Também titular, a deputada Adriana Ventura reforçou que a investigação não se restringirá a um período específico. A parlamentar cita denúncias desde o segundo mandato de Dilma Rousseff, passando pelo governo Bolsonaro e chegando à atual gestão de Luiz Inácio Lula da Silva. A intenção é rastrear toda a cadeia de repasses irregulares, identificando responsáveis por descontos indevidos em folha de pagamento.
Perfis dos representantes do Novo
Eduardo Girão (CE) – Empresário, conquistou relevância no Senado por defender pautas de transparência e moralidade pública. Participou da CPI da Covid, onde cobrou a responsabilização de gestores acusados de má aplicação de recursos federais.
Adriana Ventura (SP) – Economista e professora, é voz ativa em defesa da liberdade econômica e do controle de gastos. Na CPI da Covid, questionou contratos e compras emergenciais.
Marcel van Hattem (RS) – Jornalista e cientista político, lidera a bancada do Novo na Câmara. Conhecido pela defesa do liberalismo econômico, propõe medidas de redução do custo da máquina pública.

Imagem: Reprodução
Luiz Lima (RJ) – Ex-nadador olímpico, atua em temas ligados a esporte e educação. Na condição de suplente, participará das discussões e poderá substituir titulares quando necessário.
Próximos passos da CPMI
A oposição pretende votar, nas primeiras reuniões, requerimentos de convocação e quebra de sigilo de entidades sindicais, servidores do INSS e empresas de tecnologia que operaram descontos em folha. O objetivo é mapear a rota dos recursos desviados e verificar responsabilidade de gestores públicos.
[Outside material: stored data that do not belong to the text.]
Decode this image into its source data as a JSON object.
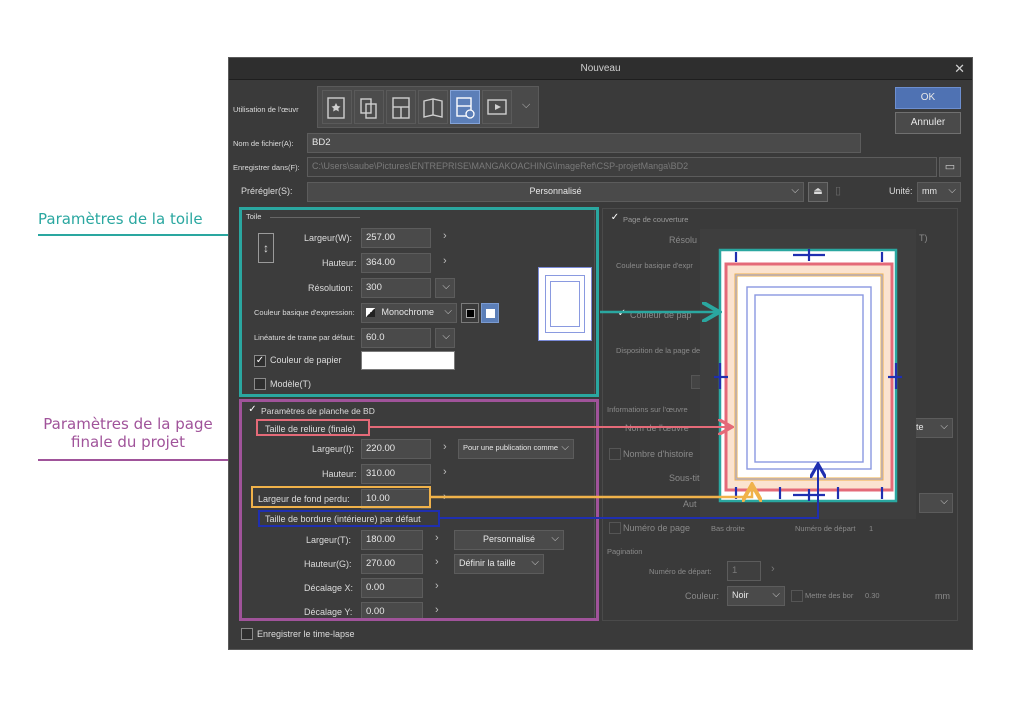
{
  "annotations": {
    "toile": {
      "text": "Paramètres de la toile",
      "color": "#2aa7a0"
    },
    "page": {
      "line1": "Paramètres de la page",
      "line2": "finale du projet",
      "color": "#a0539a"
    }
  },
  "dialog": {
    "title": "Nouveau",
    "utilisation_label": "Utilisation de l'œuvr",
    "filename_label": "Nom de fichier(A):",
    "filename_value": "BD2",
    "save_label": "Enregistrer dans(F):",
    "save_path": "C:\\Users\\saube\\Pictures\\ENTREPRISE\\MANGAKOACHING\\ImageRef\\CSP-projetManga\\BD2",
    "preset_label": "Prérégler(S):",
    "preset_value": "Personnalisé",
    "unit_label": "Unité:",
    "unit_value": "mm",
    "ok": "OK",
    "cancel": "Annuler",
    "timelapse": "Enregistrer le time-lapse"
  },
  "toile": {
    "section": "Toile",
    "width_label": "Largeur(W):",
    "width_value": "257.00",
    "height_label": "Hauteur:",
    "height_value": "364.00",
    "res_label": "Résolution:",
    "res_value": "300",
    "color_label": "Couleur basique d'expression:",
    "color_value": "Monochrome",
    "lineature_label": "Linéature de trame par défaut:",
    "lineature_value": "60.0",
    "paper_label": "Couleur de papier",
    "model_label": "Modèle(T)"
  },
  "planche": {
    "section": "Paramètres de planche de BD",
    "reliure_label": "Taille de reliure (finale)",
    "width_label": "Largeur(I):",
    "width_value": "220.00",
    "pub_value": "Pour une publication comme",
    "height_label": "Hauteur:",
    "height_value": "310.00",
    "bleed_label": "Largeur de fond perdu:",
    "bleed_value": "10.00",
    "border_label": "Taille de bordure (intérieure) par défaut",
    "bwidth_label": "Largeur(T):",
    "bwidth_value": "180.00",
    "bwidth_preset": "Personnalisé",
    "bheight_label": "Hauteur(G):",
    "bheight_value": "270.00",
    "bheight_preset": "Définir la taille",
    "offx_label": "Décalage X:",
    "offx_value": "0.00",
    "offy_label": "Décalage Y:",
    "offy_value": "0.00"
  },
  "right": {
    "cover": "Page de couverture",
    "resol": "Résolu",
    "couleur": "Couleur basique d'expr",
    "couleur_pap": "Couleur de pap",
    "dispo": "Disposition de la page de",
    "info": "Informations sur l'œuvre",
    "nom": "Nom de l'œuvre",
    "nombre": "Nombre d'histoire",
    "sous": "Sous-titr",
    "auteur": "Aut",
    "numero": "Numéro de page",
    "bas": "Bas droite",
    "num_depart": "Numéro de départ",
    "pagination": "Pagination",
    "num_depart2": "Numéro de départ:",
    "num_val": "1",
    "num_val2": "1",
    "couleur2": "Couleur:",
    "noir": "Noir",
    "mettre": "Mettre des bor",
    "val": "0.30",
    "mm": "mm",
    "t_right": "T)",
    "ite": "ite"
  },
  "colors": {
    "teal": "#2aa7a0",
    "purple": "#a0539a",
    "red": "#e46a78",
    "orange": "#f0b24a",
    "blue": "#1f2fb0"
  }
}
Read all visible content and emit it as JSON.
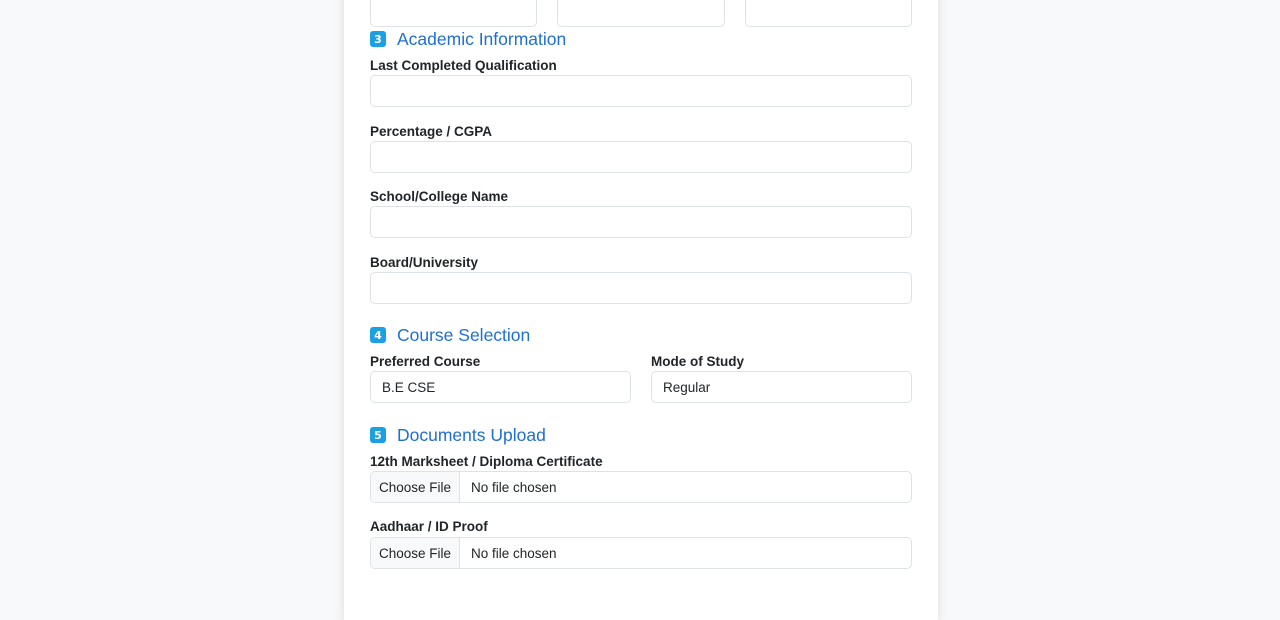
{
  "sections": {
    "academic": {
      "number": "3",
      "title": "Academic Information",
      "fields": [
        {
          "label": "Last Completed Qualification",
          "value": ""
        },
        {
          "label": "Percentage / CGPA",
          "value": ""
        },
        {
          "label": "School/College Name",
          "value": ""
        },
        {
          "label": "Board/University",
          "value": ""
        }
      ]
    },
    "course": {
      "number": "4",
      "title": "Course Selection",
      "preferred_course": {
        "label": "Preferred Course",
        "value": "B.E CSE"
      },
      "mode_of_study": {
        "label": "Mode of Study",
        "value": "Regular"
      }
    },
    "documents": {
      "number": "5",
      "title": "Documents Upload",
      "uploads": [
        {
          "label": "12th Marksheet / Diploma Certificate",
          "button": "Choose File",
          "status": "No file chosen"
        },
        {
          "label": "Aadhaar / ID Proof",
          "button": "Choose File",
          "status": "No file chosen"
        }
      ]
    }
  },
  "colors": {
    "page_background": "#f8f9fa",
    "section_title": "#1f6fd0",
    "number_badge": "#1ba0e2"
  },
  "icons": {
    "section_number_badge": "keycap-digit-icon"
  }
}
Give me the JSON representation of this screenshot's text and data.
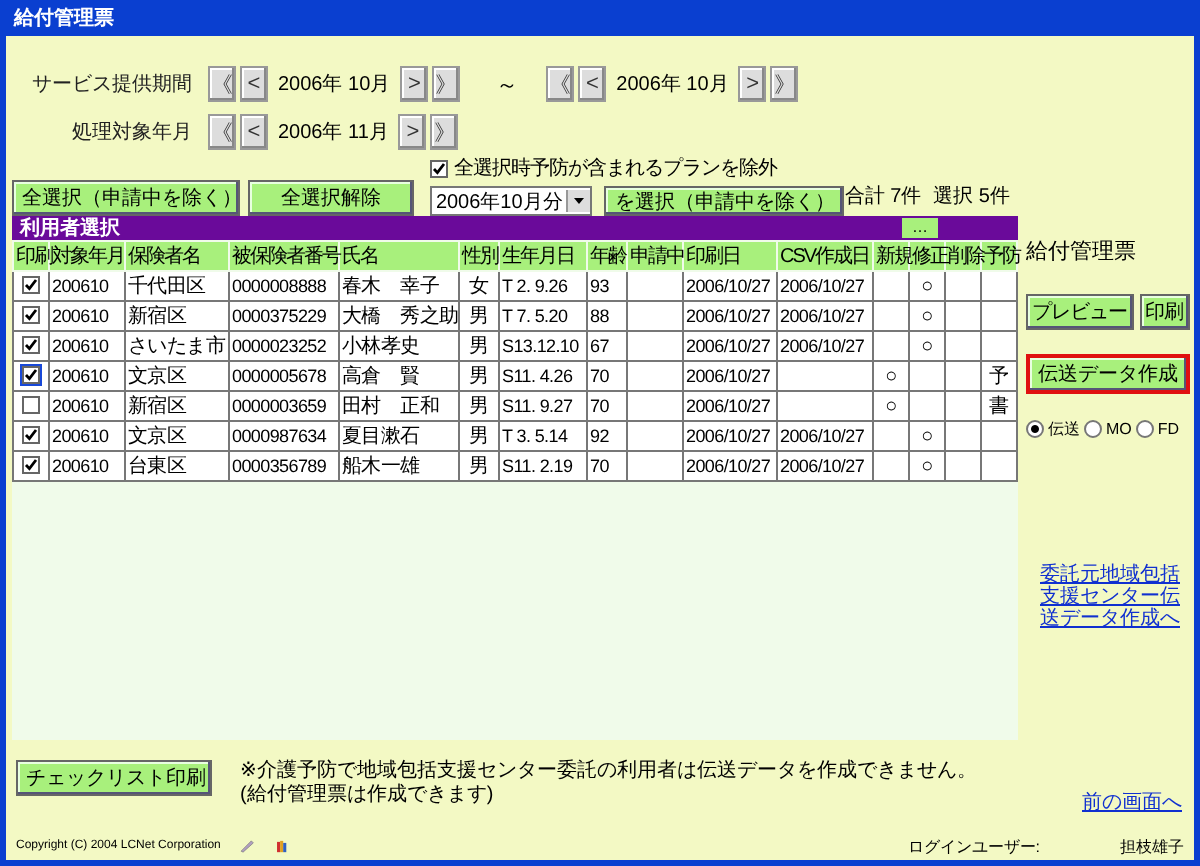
{
  "window": {
    "title": "給付管理票"
  },
  "service_period": {
    "label": "サービス提供期間",
    "from": {
      "prev_buttons": [
        "《",
        "<"
      ],
      "value": "2006年 10月",
      "next_buttons": [
        ">",
        "》"
      ]
    },
    "separator": "～",
    "to": {
      "prev_buttons": [
        "《",
        "<"
      ],
      "value": "2006年 10月",
      "next_buttons": [
        ">",
        "》"
      ]
    }
  },
  "processing_month": {
    "label": "処理対象年月",
    "prev_buttons": [
      "《",
      "<"
    ],
    "value": "2006年 11月",
    "next_buttons": [
      ">",
      "》"
    ]
  },
  "select_all_button": "全選択（申請中を除く）",
  "deselect_all_button": "全選択解除",
  "exclude_prevention": {
    "label": "全選択時予防が含まれるプランを除外",
    "checked": true
  },
  "month_select": {
    "value": "2006年10月分",
    "button": "を選択（申請中を除く）"
  },
  "totals": [
    "合計 7件",
    "選択 5件"
  ],
  "user_list": {
    "title": "利用者選択",
    "more_button": "…"
  },
  "table": {
    "columns": [
      "印刷",
      "対象年月",
      "保険者名",
      "被保険者番号",
      "氏名",
      "性別",
      "生年月日",
      "年齢",
      "申請中",
      "印刷日",
      "CSV作成日",
      "新規",
      "修正",
      "削除",
      "予防"
    ],
    "rows": [
      {
        "print": true,
        "focused": false,
        "cells": [
          "",
          "200610",
          "千代田区",
          "0000008888",
          "春木　幸子",
          "女",
          "T 2. 9.26",
          "93",
          "",
          "2006/10/27",
          "2006/10/27",
          "",
          "○",
          "",
          ""
        ]
      },
      {
        "print": true,
        "focused": false,
        "cells": [
          "",
          "200610",
          "新宿区",
          "0000375229",
          "大橋　秀之助",
          "男",
          "T 7. 5.20",
          "88",
          "",
          "2006/10/27",
          "2006/10/27",
          "",
          "○",
          "",
          ""
        ]
      },
      {
        "print": true,
        "focused": false,
        "cells": [
          "",
          "200610",
          "さいたま市",
          "0000023252",
          "小林孝史",
          "男",
          "S13.12.10",
          "67",
          "",
          "2006/10/27",
          "2006/10/27",
          "",
          "○",
          "",
          ""
        ]
      },
      {
        "print": true,
        "focused": true,
        "cells": [
          "",
          "200610",
          "文京区",
          "0000005678",
          "高倉　賢",
          "男",
          "S11. 4.26",
          "70",
          "",
          "2006/10/27",
          "",
          "○",
          "",
          "",
          "予"
        ]
      },
      {
        "print": false,
        "focused": false,
        "cells": [
          "",
          "200610",
          "新宿区",
          "0000003659",
          "田村　正和",
          "男",
          "S11. 9.27",
          "70",
          "",
          "2006/10/27",
          "",
          "○",
          "",
          "",
          "書"
        ]
      },
      {
        "print": true,
        "focused": false,
        "cells": [
          "",
          "200610",
          "文京区",
          "0000987634",
          "夏目漱石",
          "男",
          "T 3. 5.14",
          "92",
          "",
          "2006/10/27",
          "2006/10/27",
          "",
          "○",
          "",
          ""
        ]
      },
      {
        "print": true,
        "focused": false,
        "cells": [
          "",
          "200610",
          "台東区",
          "0000356789",
          "船木一雄",
          "男",
          "S11. 2.19",
          "70",
          "",
          "2006/10/27",
          "2006/10/27",
          "",
          "○",
          "",
          ""
        ]
      }
    ]
  },
  "side_panel": {
    "title": "給付管理票",
    "preview_button": "プレビュー",
    "print_button": "印刷",
    "transmit_button": {
      "label": "伝送データ作成",
      "highlighted": true
    },
    "media": [
      {
        "label": "伝送",
        "selected": true
      },
      {
        "label": "MO",
        "selected": false
      },
      {
        "label": "FD",
        "selected": false
      }
    ],
    "center_link": "委託元地域包括支援センター伝送データ作成へ"
  },
  "checklist_button": "チェックリスト印刷",
  "note": "※介護予防で地域包括支援センター委託の利用者は伝送データを作成できません。(給付管理票は作成できます)",
  "back_link": "前の画面へ",
  "footer": {
    "copyright": "Copyright (C) 2004 LCNet Corporation",
    "login_label": "ログインユーザー:",
    "user": "担枝雄子"
  }
}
Para Eduardo Ribeiro, os resultados da CPMI podem impactar o cenário eleitoral de 2026. Caso a comissão comprove envolvimento de figuras ligadas ao governo, a oposição ganhará novo argumento contra a atual administração federal.
A base governista, por sua vez, tenta reorganizar membros para equilibrar forças, mas enfrenta dificuldade diante da articulação conjunta de partidos de centro e direita. Com maioria oposicionista, a CPMI tende a avançar em investigações sensíveis e ampliar o desgaste político do Executivo.
Caso as suspeitas sejam confirmadas, os membros do Novo afirmam que buscarão encaminhar relatórios ao Ministério Público e à Controladoria-Geral da União, recomendando punições civis e criminais aos envolvidos.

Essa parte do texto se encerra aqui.